This was posted in the OVH forums on Monday, but I didn't see a topic about it here yet. Hope it's not a repost.
We talked a few weeks / months ago about the fraud that we encounter every day. These payments are made with stolen credit cards. 2 years ago, we implemented a system which can detect quite a few fraudulant payments but now we have a considerable amount of payments that we cancel every day: more than 70 payments to cancel a day, always the same hackers. Other payments with stolen credit cards manage to get through undetected and are then detected too late. The hacker takes advantage of the service for several days (before the owner of the card cancels the payment). Meanwhile the hacker creates phishing pages, scans networks, etc..
Recently, these frauds have gone extremely far as the hackers have the true identities of the owner of the credit cards, phone, address, etc.. To sum up, currently we are not able to know beforehand if it is a true hacker or a real client. The amount of fraudulant transactions rises to several tens thousands of Euros a day! And those who manage these kinds of problems every day are close to suicide ...
That is why we will implement a verification system to verify customer identity that's
MUCH deeper than expected.
There is no change for existing customers. If you are already a client at Ovh, nothing changes for you.
The changes are only for the new customers who place their first orders at Ovh.
> For customers: FR, BE, CH, LU, DE, AT, PL, UK, IE, ES, PT
Starting from tomorrow, new customers must indicate an SMS number in the country where they live (and thus enter the real information about the country and mobile number). If you do not have a mobile phone, you will not be able to place an order at Ovh. The system will block before placing the order. By SMS the customer receives a 4-digit code that he must type to place the order. Then he will be able to pay and receive the service.

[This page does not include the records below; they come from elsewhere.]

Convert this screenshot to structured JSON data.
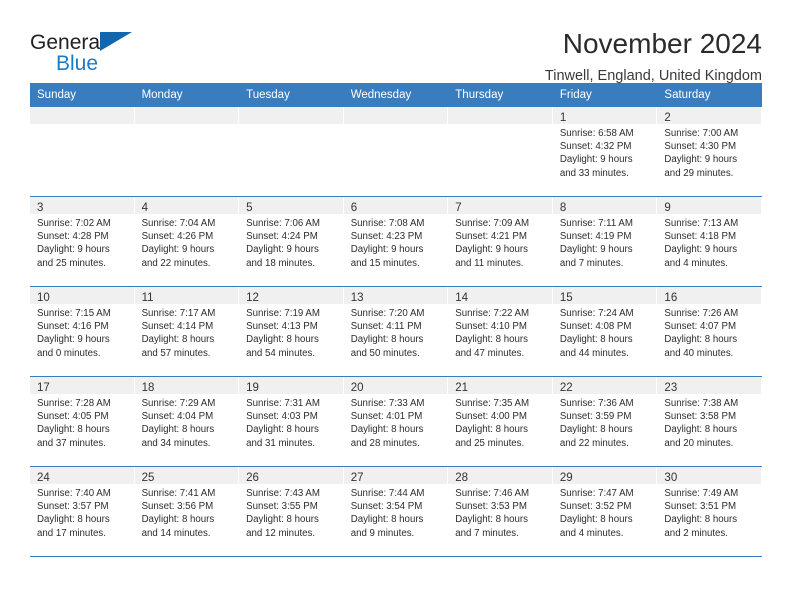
{
  "brand": {
    "line1": "General",
    "line2": "Blue",
    "triangle_color": "#1266ae",
    "blue_text_color": "#1f7ac4"
  },
  "header": {
    "title": "November 2024",
    "subtitle": "Tinwell, England, United Kingdom"
  },
  "theme": {
    "header_blue": "#3a7dbf",
    "day_band_gray": "#f0f0f0"
  },
  "weekdays": [
    "Sunday",
    "Monday",
    "Tuesday",
    "Wednesday",
    "Thursday",
    "Friday",
    "Saturday"
  ],
  "weeks": [
    [
      {
        "day": "",
        "sunrise": "",
        "sunset": "",
        "daylight1": "",
        "daylight2": ""
      },
      {
        "day": "",
        "sunrise": "",
        "sunset": "",
        "daylight1": "",
        "daylight2": ""
      },
      {
        "day": "",
        "sunrise": "",
        "sunset": "",
        "daylight1": "",
        "daylight2": ""
      },
      {
        "day": "",
        "sunrise": "",
        "sunset": "",
        "daylight1": "",
        "daylight2": ""
      },
      {
        "day": "",
        "sunrise": "",
        "sunset": "",
        "daylight1": "",
        "daylight2": ""
      },
      {
        "day": "1",
        "sunrise": "Sunrise: 6:58 AM",
        "sunset": "Sunset: 4:32 PM",
        "daylight1": "Daylight: 9 hours",
        "daylight2": "and 33 minutes."
      },
      {
        "day": "2",
        "sunrise": "Sunrise: 7:00 AM",
        "sunset": "Sunset: 4:30 PM",
        "daylight1": "Daylight: 9 hours",
        "daylight2": "and 29 minutes."
      }
    ],
    [
      {
        "day": "3",
        "sunrise": "Sunrise: 7:02 AM",
        "sunset": "Sunset: 4:28 PM",
        "daylight1": "Daylight: 9 hours",
        "daylight2": "and 25 minutes."
      },
      {
        "day": "4",
        "sunrise": "Sunrise: 7:04 AM",
        "sunset": "Sunset: 4:26 PM",
        "daylight1": "Daylight: 9 hours",
        "daylight2": "and 22 minutes."
      },
      {
        "day": "5",
        "sunrise": "Sunrise: 7:06 AM",
        "sunset": "Sunset: 4:24 PM",
        "daylight1": "Daylight: 9 hours",
        "daylight2": "and 18 minutes."
      },
      {
        "day": "6",
        "sunrise": "Sunrise: 7:08 AM",
        "sunset": "Sunset: 4:23 PM",
        "daylight1": "Daylight: 9 hours",
        "daylight2": "and 15 minutes."
      },
      {
        "day": "7",
        "sunrise": "Sunrise: 7:09 AM",
        "sunset": "Sunset: 4:21 PM",
        "daylight1": "Daylight: 9 hours",
        "daylight2": "and 11 minutes."
      },
      {
        "day": "8",
        "sunrise": "Sunrise: 7:11 AM",
        "sunset": "Sunset: 4:19 PM",
        "daylight1": "Daylight: 9 hours",
        "daylight2": "and 7 minutes."
      },
      {
        "day": "9",
        "sunrise": "Sunrise: 7:13 AM",
        "sunset": "Sunset: 4:18 PM",
        "daylight1": "Daylight: 9 hours",
        "daylight2": "and 4 minutes."
      }
    ],
    [
      {
        "day": "10",
        "sunrise": "Sunrise: 7:15 AM",
        "sunset": "Sunset: 4:16 PM",
        "daylight1": "Daylight: 9 hours",
        "daylight2": "and 0 minutes."
      },
      {
        "day": "11",
        "sunrise": "Sunrise: 7:17 AM",
        "sunset": "Sunset: 4:14 PM",
        "daylight1": "Daylight: 8 hours",
        "daylight2": "and 57 minutes."
      },
      {
        "day": "12",
        "sunrise": "Sunrise: 7:19 AM",
        "sunset": "Sunset: 4:13 PM",
        "daylight1": "Daylight: 8 hours",
        "daylight2": "and 54 minutes."
      },
      {
        "day": "13",
        "sunrise": "Sunrise: 7:20 AM",
        "sunset": "Sunset: 4:11 PM",
        "daylight1": "Daylight: 8 hours",
        "daylight2": "and 50 minutes."
      },
      {
        "day": "14",
        "sunrise": "Sunrise: 7:22 AM",
        "sunset": "Sunset: 4:10 PM",
        "daylight1": "Daylight: 8 hours",
        "daylight2": "and 47 minutes."
      },
      {
        "day": "15",
        "sunrise": "Sunrise: 7:24 AM",
        "sunset": "Sunset: 4:08 PM",
        "daylight1": "Daylight: 8 hours",
        "daylight2": "and 44 minutes."
      },
      {
        "day": "16",
        "sunrise": "Sunrise: 7:26 AM",
        "sunset": "Sunset: 4:07 PM",
        "daylight1": "Daylight: 8 hours",
        "daylight2": "and 40 minutes."
      }
    ],
    [
      {
        "day": "17",
        "sunrise": "Sunrise: 7:28 AM",
        "sunset": "Sunset: 4:05 PM",
        "daylight1": "Daylight: 8 hours",
        "daylight2": "and 37 minutes."
      },
      {
        "day": "18",
        "sunrise": "Sunrise: 7:29 AM",
        "sunset": "Sunset: 4:04 PM",
        "daylight1": "Daylight: 8 hours",
        "daylight2": "and 34 minutes."
      },
      {
        "day": "19",
        "sunrise": "Sunrise: 7:31 AM",
        "sunset": "Sunset: 4:03 PM",
        "daylight1": "Daylight: 8 hours",
        "daylight2": "and 31 minutes."
      },
      {
        "day": "20",
        "sunrise": "Sunrise: 7:33 AM",
        "sunset": "Sunset: 4:01 PM",
        "daylight1": "Daylight: 8 hours",
        "daylight2": "and 28 minutes."
      },
      {
        "day": "21",
        "sunrise": "Sunrise: 7:35 AM",
        "sunset": "Sunset: 4:00 PM",
        "daylight1": "Daylight: 8 hours",
        "daylight2": "and 25 minutes."
      },
      {
        "day": "22",
        "sunrise": "Sunrise: 7:36 AM",
        "sunset": "Sunset: 3:59 PM",
        "daylight1": "Daylight: 8 hours",
        "daylight2": "and 22 minutes."
      },
      {
        "day": "23",
        "sunrise": "Sunrise: 7:38 AM",
        "sunset": "Sunset: 3:58 PM",
        "daylight1": "Daylight: 8 hours",
        "daylight2": "and 20 minutes."
      }
    ],
    [
      {
        "day": "24",
        "sunrise": "Sunrise: 7:40 AM",
        "sunset": "Sunset: 3:57 PM",
        "daylight1": "Daylight: 8 hours",
        "daylight2": "and 17 minutes."
      },
      {
        "day": "25",
        "sunrise": "Sunrise: 7:41 AM",
        "sunset": "Sunset: 3:56 PM",
        "daylight1": "Daylight: 8 hours",
        "daylight2": "and 14 minutes."
      },
      {
        "day": "26",
        "sunrise": "Sunrise: 7:43 AM",
        "sunset": "Sunset: 3:55 PM",
        "daylight1": "Daylight: 8 hours",
        "daylight2": "and 12 minutes."
      },
      {
        "day": "27",
        "sunrise": "Sunrise: 7:44 AM",
        "sunset": "Sunset: 3:54 PM",
        "daylight1": "Daylight: 8 hours",
        "daylight2": "and 9 minutes."
      },
      {
        "day": "28",
        "sunrise": "Sunrise: 7:46 AM",
        "sunset": "Sunset: 3:53 PM",
        "daylight1": "Daylight: 8 hours",
        "daylight2": "and 7 minutes."
      },
      {
        "day": "29",
        "sunrise": "Sunrise: 7:47 AM",
        "sunset": "Sunset: 3:52 PM",
        "daylight1": "Daylight: 8 hours",
        "daylight2": "and 4 minutes."
      },
      {
        "day": "30",
        "sunrise": "Sunrise: 7:49 AM",
        "sunset": "Sunset: 3:51 PM",
        "daylight1": "Daylight: 8 hours",
        "daylight2": "and 2 minutes."
      }
    ]
  ]
}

From August, once the customer has made the payment paid, realization of the order will not begin immediately. The client will receive within 24h/48h a letter by post with a 4-digit code that he will have to enter in order to start the realisation of the order. If after 10 days, the customer has not entered the code, the order will be cancelled and payment will be refunded automatically. We prefer to cancel the payment because there is no cancellation fee. However, if payment is cancelled by the bank we have a lot of expenses. Then if the rate of cancellation is too important, Visa or MasterCard refuse payment and everything is blocked.
From September, the customer may not have the SMS or not receive the letter with the code (one of these 2), but must type the code that will appear in his account. If after 10 days the client has not entered the 2 codes out of 3, the order will be cancelled and the payment will be refunded automatically.
> For customers other than: FR, BE, CH, LU, DE, AT, PL, UK, IE, ES, PT
> From September, we can accept clients who do not live in countries
where Ovh has developed the market. However to avoid fraud he will have to type the 3 codes (mandatory): The SMS, the postal address in the country where he lives and the code in his account. If one of these 3 is not entered the order is cancelled and the payment refunded automatically.
All these measures will help reduce fraud. Then for usual customers this will reduce the time for achieving the order since they will go through without manual verification of the payment (with sometimes sending documents by fax). Also, we will accept payments from new countries that we currently refuse (as the likelihood of fraud is too important). But most importantly the new system will enable us to implement strong verification regarding reseller accounts and to enable you to save money long-term with OVH and with no frauds or unpayments to manage.
These measures are very paranoid, but this is only to continue to provide you the services. Indeed, with the current level of fraud, our business model is challenged, the network security is not correct and there are a lot of misunderstanding or false debates such as "The server is available in 1 hour, yes but I have not received anything, normal! your payment is being verified, yes, but you already have 3 servers at Ovh ...".
Following these measures, the hackers should move towards our competitors which will in turn increase their security against fraud. We think it will take between 1 and 3 months for the market to be a t this level of security (if it's not already done yet). Our competitors will have no choice but to react to this level of fraud.
Do not hesitate to give us your feedback.